Creio que sim. As áreas de grande predomínio do concreto, mas onde igualmente deva prevalecer a imaginação, a observação e a experimentação, como é o caso do Direito, beneficiariam a meu ver grandemente se convergissem mais amiúde com uma expressão tão emocional mas ao mesmo tempo tão solidamente humana como é a arte poética
PENSA UM DIA DEIXAR A ADVOCACIA PARA SE DEDIDAR À POESIA?
Não creio que tenha que pensar nisso. Pelo menos por agora. Continuo a fazer conviver bem estes dois modos de expressão da personalidade.
PERFIL
Fernando Cabrita (n.1954 em Olhão). Nome literário de Fernando Cruz Cabrita, Advogado e poeta português com mais de 40 títulos publicados entre poesia, crítica literária e ensaio.
A sua obra recolheu já oito Prémios Literários entre 1980 e 2021, incluindo o Prémio Internacional Palabra Ibérica; e foi traduzida para uma dezena de idiomas.
Está publicado em Portugal, França, Espanha, Polónia, Turquia, Bélgica, Porto Rico, Marrocos e Rússia. A sua poesia vem antologiada, referida e comentada em blogs, jornais e revistas literárias não só desses países, mas ainda da Colômbia, México, Itália e Moçambique. Poemas seus estão musicados pela cantautora Viviane e pelo Projecto Camaleão Azul.
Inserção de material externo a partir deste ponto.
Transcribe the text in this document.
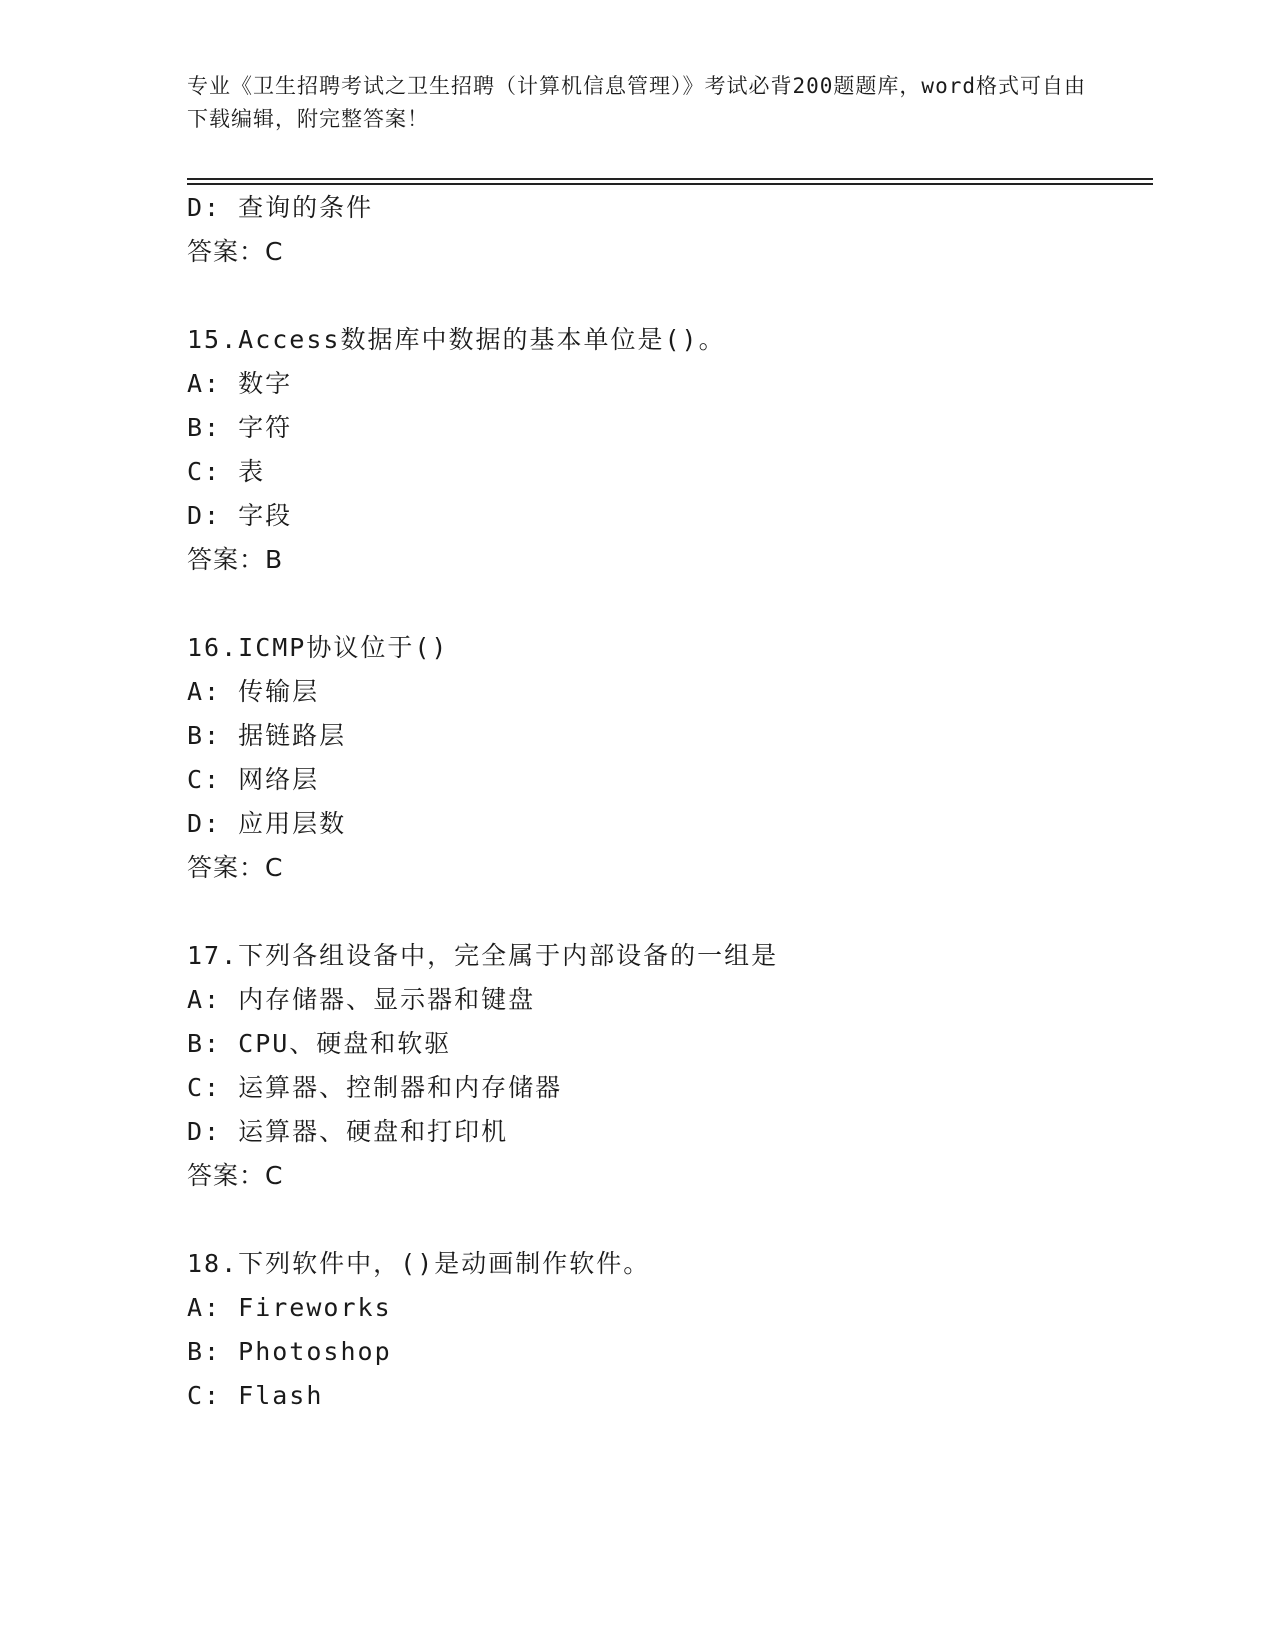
专业《卫生招聘考试之卫生招聘（计算机信息管理）》考试必背200题题库，word格式可自由下载编辑，附完整答案！
D: 查询的条件
答案：C
15.Access数据库中数据的基本单位是()。
A: 数字
B: 字符
C: 表
D: 字段
答案：B
16.ICMP协议位于()
A: 传输层
B: 据链路层
C: 网络层
D: 应用层数
答案：C
17.下列各组设备中，完全属于内部设备的一组是
A: 内存储器、显示器和键盘
B: CPU、硬盘和软驱
C: 运算器、控制器和内存储器
D: 运算器、硬盘和打印机
答案：C
18.下列软件中，()是动画制作软件。
A: Fireworks
B: Photoshop
C: Flash
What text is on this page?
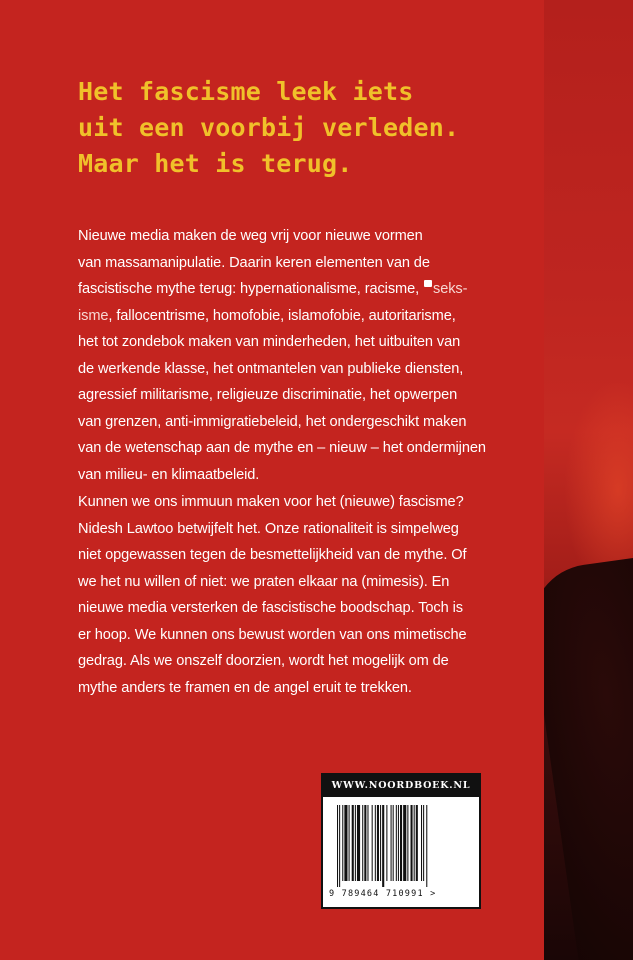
Het fascisme leek iets
uit een voorbij verleden.
Maar het is terug.
Nieuwe media maken de weg vrij voor nieuwe vormen
van massamanipulatie. Daarin keren elementen van de
fascistische mythe terug: hypernationalisme, racisme, seks-
isme, fallocentrisme, homofobie, islamofobie, autoritarisme,
het tot zondebok maken van minderheden, het uitbuiten van
de werkende klasse, het ontmantelen van publieke diensten,
agressief militarisme, religieuze discriminatie, het opwerpen
van grenzen, anti-immigratiebeleid, het ondergeschikt maken
van de wetenschap aan de mythe en – nieuw – het ondermijnen
van milieu- en klimaatbeleid.
Kunnen we ons immuun maken voor het (nieuwe) fascisme?
Nidesh Lawtoo betwijfelt het. Onze rationaliteit is simpelweg
niet opgewassen tegen de besmettelijkheid van de mythe. Of
we het nu willen of niet: we praten elkaar na (mimesis). En
nieuwe media versterken de fascistische boodschap. Toch is
er hoop. We kunnen ons bewust worden van ons mimetische
gedrag. Als we onszelf doorzien, wordt het mogelijk om de
mythe anders te framen en de angel eruit te trekken.
WWW.NOORDBOEK.NL
9 789464 710991 >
É conferencista convidado internacionalmente sobre temas literários e históricos em bibliotecas, escolas, universidades e eventos culturais em Portugal, Espanha ou Marrocos.
De 2015 a 2021 organizou e dirigiu no sul de Portugal o Festival Internacional Literário Poesia a Sul, encontro anual de poetas de todo o mundo.
Já neste ano de 2023 a Associação de Escritores Extremenhos, de Espanha, levou a cabo dois dias de apresentação e debate da sua obra na cidade de Mérida, para os alunos dos Institutos de Educação daquela cidade, e publicou o seu mais recente livro, O Sermão do Vento.